Saya jadi ingat teman saya Ra. Beberapa waktu lalu rumah tangganya sempat goyang karena hal yang mirip. Ada teman perempuan suaminya yang curhat pada sang suami mengenai kasus hutang suami perempuan itu. Begitu “menderita”nya perempuan tersebut hingga suami Ra pun simpati. Lama kelamaan mereka jadi tambah dekat, apalagi ketika kemudian perempuan itu cerai dengan suaminya. Keadaan bertambah kacau buat Ra karena suami Ra lantas lebih suka curhat dengan perempuan itu ketimbang dengan istrinya sendiri dan mulai mengeluarkan sejumlah uang untuknya….Alhamdulillah pernikahan mereka yang sudah lebih dari sepuluh tahun itu bisa diselamatkan.

“Kamu tahu darimana tentang perempuan itu?” tanya saya.

“Dari sms-sms di HP suamiku,” tuturnya seraya mengatakan ia terinspirasi dari lagu “Sms Siapa” yang lagi booming kini. “Terpaksa…,” tambahnya.

“Mungkin dia cuma cerita, Mbak. Jangan curiga dulu,” kata saya meredakan. “Mungkin kita malah harus bersyukur pada Allah karena banyak orang yang percaya pada suami kita….”

“Aku belajar dari pengalaman banyak teman lain, Vy. Awal gangguan dalam rumah tangga mereka ya dari curhat-curhat nggak mutu dan salah arah seperti ini….coba, nggak mungkin orang curhat kalau nggak ada simpati…dan kalau sudah simpati…mudah kok mengembangkannya menjadi cinta! Kalau “digoda” terus dengan cara begini lama-lama suami kita kan bisa berpaling! Lihat saja, dia bisa meminjamkan bahkan memberikan uang pada perempuan itu tanpa bicara dengan kita! Lalu…bagaimana kalau kita ditinggalkan?”

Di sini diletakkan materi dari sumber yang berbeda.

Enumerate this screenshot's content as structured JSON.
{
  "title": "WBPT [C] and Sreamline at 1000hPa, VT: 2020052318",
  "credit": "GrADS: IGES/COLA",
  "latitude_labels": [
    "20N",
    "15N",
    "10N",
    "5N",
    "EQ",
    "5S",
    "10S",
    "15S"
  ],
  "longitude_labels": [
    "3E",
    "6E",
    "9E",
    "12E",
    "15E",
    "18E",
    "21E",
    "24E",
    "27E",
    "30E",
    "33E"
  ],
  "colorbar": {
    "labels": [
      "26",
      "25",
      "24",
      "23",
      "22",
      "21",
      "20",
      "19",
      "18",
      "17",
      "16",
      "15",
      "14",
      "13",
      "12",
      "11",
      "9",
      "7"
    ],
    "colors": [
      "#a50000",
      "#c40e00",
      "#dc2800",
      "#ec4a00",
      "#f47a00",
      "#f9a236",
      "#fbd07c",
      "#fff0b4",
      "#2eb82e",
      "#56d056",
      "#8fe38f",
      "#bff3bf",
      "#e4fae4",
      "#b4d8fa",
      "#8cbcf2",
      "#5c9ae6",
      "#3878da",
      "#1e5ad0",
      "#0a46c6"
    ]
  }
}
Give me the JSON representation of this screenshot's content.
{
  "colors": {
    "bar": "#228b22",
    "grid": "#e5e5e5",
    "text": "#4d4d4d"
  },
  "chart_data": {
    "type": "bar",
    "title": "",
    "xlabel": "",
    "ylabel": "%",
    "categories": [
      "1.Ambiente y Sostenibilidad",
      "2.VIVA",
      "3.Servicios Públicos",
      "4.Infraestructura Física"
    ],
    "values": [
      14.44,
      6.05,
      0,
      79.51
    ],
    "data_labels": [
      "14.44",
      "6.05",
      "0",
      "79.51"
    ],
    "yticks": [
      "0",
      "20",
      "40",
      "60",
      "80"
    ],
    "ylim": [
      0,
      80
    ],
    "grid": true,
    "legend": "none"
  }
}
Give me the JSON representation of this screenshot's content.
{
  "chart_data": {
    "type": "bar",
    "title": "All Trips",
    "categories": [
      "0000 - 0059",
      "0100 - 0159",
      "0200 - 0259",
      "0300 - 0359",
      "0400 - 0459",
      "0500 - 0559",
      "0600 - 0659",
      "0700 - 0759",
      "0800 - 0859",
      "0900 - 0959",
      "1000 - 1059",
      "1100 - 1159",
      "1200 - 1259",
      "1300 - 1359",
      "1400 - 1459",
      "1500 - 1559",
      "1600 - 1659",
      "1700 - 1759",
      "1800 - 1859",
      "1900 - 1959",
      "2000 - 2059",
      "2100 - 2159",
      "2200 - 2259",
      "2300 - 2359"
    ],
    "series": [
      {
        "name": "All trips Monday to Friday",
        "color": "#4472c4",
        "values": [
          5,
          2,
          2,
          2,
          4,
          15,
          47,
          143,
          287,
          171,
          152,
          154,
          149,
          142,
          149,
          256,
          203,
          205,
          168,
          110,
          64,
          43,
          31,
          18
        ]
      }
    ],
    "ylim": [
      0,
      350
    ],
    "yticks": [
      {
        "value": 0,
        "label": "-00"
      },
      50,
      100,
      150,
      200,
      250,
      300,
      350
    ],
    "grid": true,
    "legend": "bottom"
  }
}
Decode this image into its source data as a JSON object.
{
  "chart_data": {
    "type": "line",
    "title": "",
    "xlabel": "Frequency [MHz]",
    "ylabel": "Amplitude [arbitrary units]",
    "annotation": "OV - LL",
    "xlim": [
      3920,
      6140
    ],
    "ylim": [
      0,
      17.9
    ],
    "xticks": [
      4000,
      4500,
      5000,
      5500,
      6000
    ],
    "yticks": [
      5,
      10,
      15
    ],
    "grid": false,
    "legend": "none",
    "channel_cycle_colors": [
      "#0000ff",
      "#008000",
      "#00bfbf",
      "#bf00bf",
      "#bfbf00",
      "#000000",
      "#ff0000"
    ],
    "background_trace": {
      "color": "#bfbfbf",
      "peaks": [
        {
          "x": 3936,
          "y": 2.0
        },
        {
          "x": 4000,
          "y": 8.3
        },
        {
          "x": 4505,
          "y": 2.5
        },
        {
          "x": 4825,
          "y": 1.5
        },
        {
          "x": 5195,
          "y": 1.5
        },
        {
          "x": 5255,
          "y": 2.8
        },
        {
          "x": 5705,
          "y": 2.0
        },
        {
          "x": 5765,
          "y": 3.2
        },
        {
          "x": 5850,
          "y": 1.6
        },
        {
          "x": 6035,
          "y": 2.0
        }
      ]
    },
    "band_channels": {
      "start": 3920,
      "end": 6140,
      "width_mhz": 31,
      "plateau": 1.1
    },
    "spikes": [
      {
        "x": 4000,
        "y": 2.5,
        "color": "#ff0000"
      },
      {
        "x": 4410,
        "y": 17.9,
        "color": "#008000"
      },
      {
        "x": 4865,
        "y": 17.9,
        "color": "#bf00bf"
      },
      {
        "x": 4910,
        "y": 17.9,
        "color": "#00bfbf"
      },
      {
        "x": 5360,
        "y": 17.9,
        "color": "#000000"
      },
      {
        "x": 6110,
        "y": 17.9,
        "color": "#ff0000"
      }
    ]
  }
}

Saya menarik napas tak panjang. Jadi ingat, suami saya juga sering jadi tempat curhat teman lelaki maupun perempuan. Saya selalu berprasangka baik. Suami saya itu kan cerdas, baik, pergaulannya luas, mungkin memang ia bisa sedikit membantu curhat yang berseliweran itu, membantu memecahkan atau memberi jalan keluar….Tapi saya tidak mungkin lupa bahwa saya juga pernah cemberut ketika ada seorang janda yang malam-malam telpon minta saran soal mantan suaminya. Malah telponnya lama sekali. Hampir satu setengah jam! Padahal perempuan itu kenal saya! Kenapa bukan bicara dengan saya ya? Untunglah suami saya dengan tegas berkata pada perempuan tersebut, “Nanti kalau mau cerita soal seperti ini dengan istri saya saja. Kayaknya dia bisa lebih banyak membantu daripada saya!”

Hening di telepon.

“Tanya aja deh Mbak baik-baik pada suami, tanpa nada curiga,” usul saya. “Tawarkan juga persahabatan dengan perempuan itu hingga selanjutnya kalau mau curhat, suami mbak bisa mengusulkan agar perempuan itu bisa curhat pada istrinya, pada Mbak. Atau bisa juga perempuan itu curhat pada kalian berdua. Kan lebih bagus….”

“Aku takut suamiku marah….”

Hmmmm yang begini nih….

“Kalau baik-baik…, masak doi marah sih mbak?”

Hanya terdengar suara tangisan.

“Udah, datang ke sini sekarang, Mbak. Curhat sama aku sambil buka puasa di sini! Jangan nangis gitu dong….”

Angin berhembus lebih kencang siang ini, di halaman rumah saya yang panas.